The Foodie Playground in Byron Bay

Between the December influx of schoolies, toolies and year-round Hippies, Byron Bay can get crowded. That doesn’t stop this seaside town being one of the most popular summer holiday spots along the NSW coast.

There’s one spot where people will go out of their way to be in the crowds.

The Byron Farmers Markets take place on Thursday mornings in Butler St Reserve, behind the train station and just a block from the main drag, Jonson St.

Early on a sunny Thursday morning, locals and a smattering of tourists are rushing to their favourite stalls before they sell out.

By the time I reach the Stone Fruit stall, the last pink-blushed peaches are tucked into wicker shopper baskets right in front of my eyes.

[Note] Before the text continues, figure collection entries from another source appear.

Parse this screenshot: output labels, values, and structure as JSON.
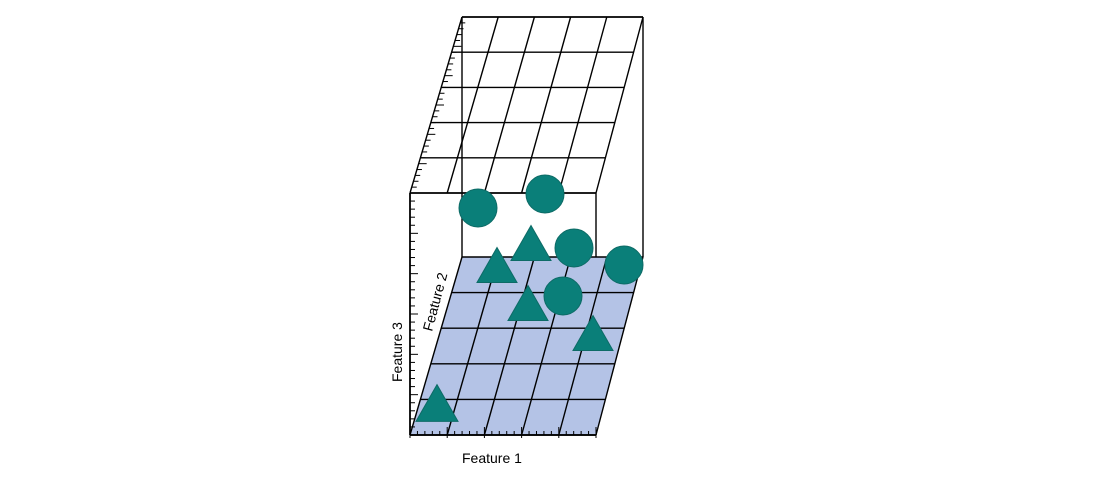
{
  "labels": {
    "feature1": "Feature 1",
    "feature2": "Feature 2",
    "feature3": "Feature 3"
  },
  "colors": {
    "marker": "#0a7f79",
    "plane_fill": "#b4c3e6",
    "line": "#000000"
  },
  "markers": [
    {
      "shape": "circle"
    },
    {
      "shape": "circle"
    },
    {
      "shape": "circle"
    },
    {
      "shape": "circle"
    },
    {
      "shape": "circle"
    },
    {
      "shape": "triangle"
    },
    {
      "shape": "triangle"
    },
    {
      "shape": "triangle"
    },
    {
      "shape": "triangle"
    },
    {
      "shape": "triangle"
    }
  ]
}
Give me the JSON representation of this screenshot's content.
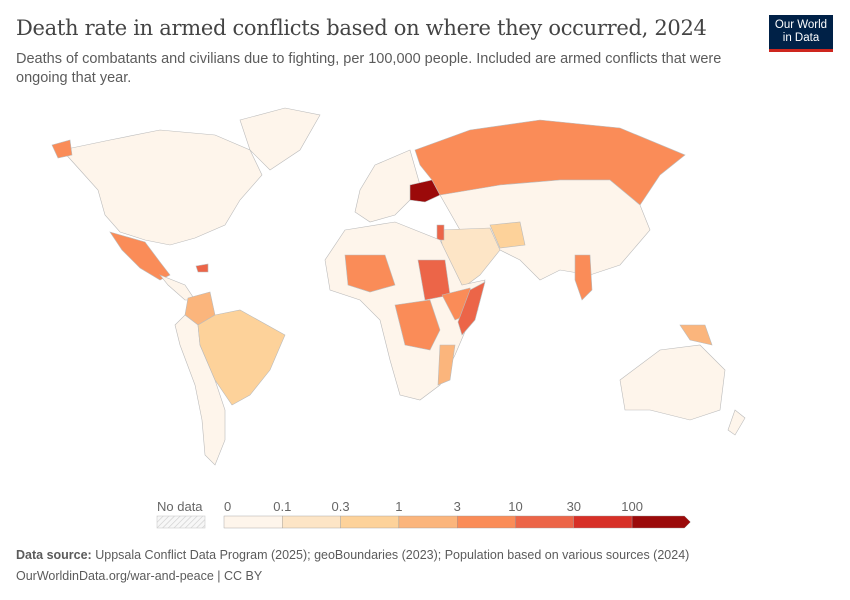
{
  "header": {
    "title": "Death rate in armed conflicts based on where they occurred, 2024",
    "subtitle": "Deaths of combatants and civilians due to fighting, per 100,000 people. Included are armed conflicts that were ongoing that year.",
    "logo_text": "Our World in Data"
  },
  "legend": {
    "no_data_label": "No data",
    "no_data_color": "#f2f2f2",
    "ticks": [
      "0",
      "0.1",
      "0.3",
      "1",
      "3",
      "10",
      "30",
      "100"
    ],
    "colors": [
      "#fef5eb",
      "#fde5c6",
      "#fdd29a",
      "#fbb57c",
      "#fa8c58",
      "#ec6548",
      "#d73027",
      "#9b0a0a"
    ]
  },
  "map": {
    "highlighted": [
      {
        "region": "Ukraine",
        "bin": 7
      },
      {
        "region": "Sudan",
        "bin": 5
      },
      {
        "region": "Somalia",
        "bin": 5
      },
      {
        "region": "Russia",
        "bin": 4
      },
      {
        "region": "Mexico",
        "bin": 4
      },
      {
        "region": "Myanmar",
        "bin": 4
      },
      {
        "region": "Mali",
        "bin": 4
      },
      {
        "region": "Burkina Faso",
        "bin": 5
      },
      {
        "region": "DR Congo",
        "bin": 4
      },
      {
        "region": "Ethiopia",
        "bin": 4
      },
      {
        "region": "Israel/Palestine",
        "bin": 5
      },
      {
        "region": "Haiti",
        "bin": 5
      },
      {
        "region": "Colombia",
        "bin": 3
      },
      {
        "region": "Brazil",
        "bin": 2
      },
      {
        "region": "Afghanistan",
        "bin": 2
      },
      {
        "region": "Niger",
        "bin": 3
      }
    ]
  },
  "footer": {
    "source_label": "Data source:",
    "source_text": "Uppsala Conflict Data Program (2025); geoBoundaries (2023); Population based on various sources (2024)",
    "url_text": "OurWorldinData.org/war-and-peace | CC BY"
  }
}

These are the first stone fruits of the season, picked from the orchard yesterday, and they’re hot property. Peering into a box of seconds, the slightly bruised fruits give off a sweet aroma that smells like summer, and is impossible to resist. Juice dribbles down my chin as I tuck in. At the next stall, the Byron Bay Muffin Men have sold out of Banana muffins but I’m content with a fluffy dairy free carrot cake.

With a basket to fill, we dash around the stalls to check out what’s on offer and breathe a sigh of relief. There’s plenty of fresh Byron Bay Pork chops, bags of The Witches Broom Stick’s mushrooms are still for sale and Rainforest Foods have brought enough homemade macadamia spread (like peanut butter but with much better health benefits) to feed an army.

Regulars know to get here early, arriving in droves to support the all-local stall-holders, who’ve come from the Byron Bay Hinterlands to sell their wares.

It’s the worst kept secret of the town and the team at The Byron at Byron Resort and Spa are doing their bit to make sure the word gets out. Every Thursday head chef Gavin Hughes leads a free market tour, taking guests down to the stalls early and showing them what the region has to offer. He stocks the restaurant’s kitchens while he’s at it, sourcing as much as he can from the local area.